Il nodo dell’engagement e la sfida della diagnosi precoc

Uno degli aspetti più critici resta il coinvolgimento costante delle persone nei percorsi di cura. L’approccio “same-day initiation”, che prevede l’avvio immediato della terapia nello stesso giorno della diagnosi, mira a ridurre le perdite iniziali nel sistema sanitario. La fase iniziale della presa in carico è considerata determinante non solo dal punto di vista clinico ma anche psicologico e sociale, perché influisce direttamente sulla capacità del paziente di restare in cura nel tempo.

Verso l’obiettivo zero nuove infezioni

L’Italia è vicina agli obiettivi internazionali fissati per il 2030 in termini di diagnosi, trattamento e soppressione virale. Tuttavia, la fase finale del percorso resta la più complessa. L’efficacia delle terapie, da sola, non è sufficiente: serve un sistema integrato che includa prevenzione, accesso ai servizi e interventi sui determinanti sociali. Il controllo dell’HIV, oggi, passa quindi da un equilibrio tra innovazione farmacologica e capacità di intercettare le fragilità sociali.

Un modello internazionale: il caso San Francisco

Esperienze come quella di San Francisco mostrano come l’integrazione tra terapia long acting e interventi sociali possa produrre risultati molto elevati anche nei pazienti più difficili da trattare.
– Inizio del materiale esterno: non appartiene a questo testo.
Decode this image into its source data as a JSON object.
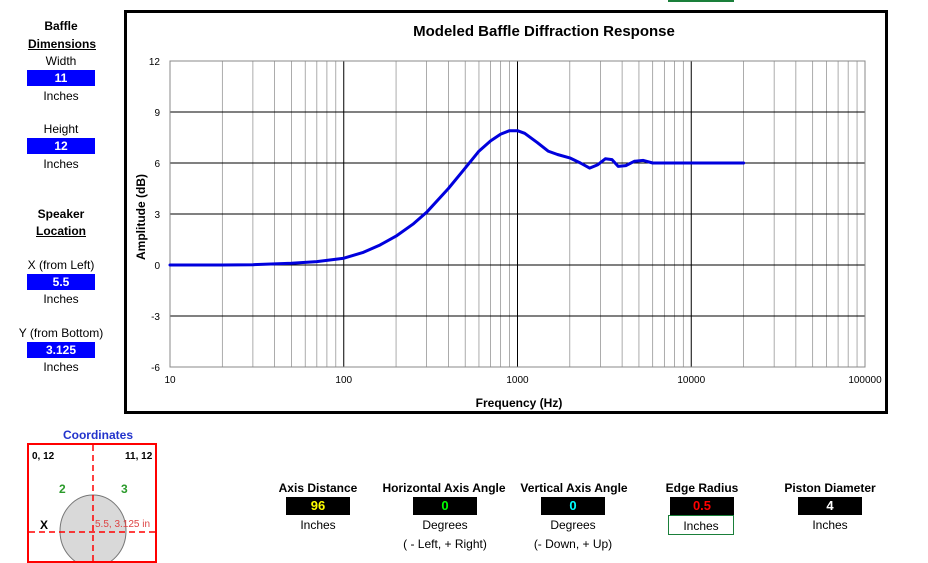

In contesti con forte instabilità sociale, l’introduzione delle terapie iniettabili ha portato a tassi di soppressione virale fino al 98% a 48 settimane, dimostrando l’efficacia del modello.

Lo Spallanzani e la nuova frontiera della sanità pubblica

Il progetto si inserisce in una trasformazione più ampia del ruolo degli istituti di cura, sempre più orientati alla prevenzione e alla prossimità. L’obiettivo è portare la sanità fuori dagli ospedali, intercettando precocemente i bisogni e riducendo le disuguaglianze nell’accesso alle cure. La sfida, oggi, non è solo clinica ma organizzativa e sociale: costruire un sistema capace di non perdere nessuno lungo il percorso terapeutico.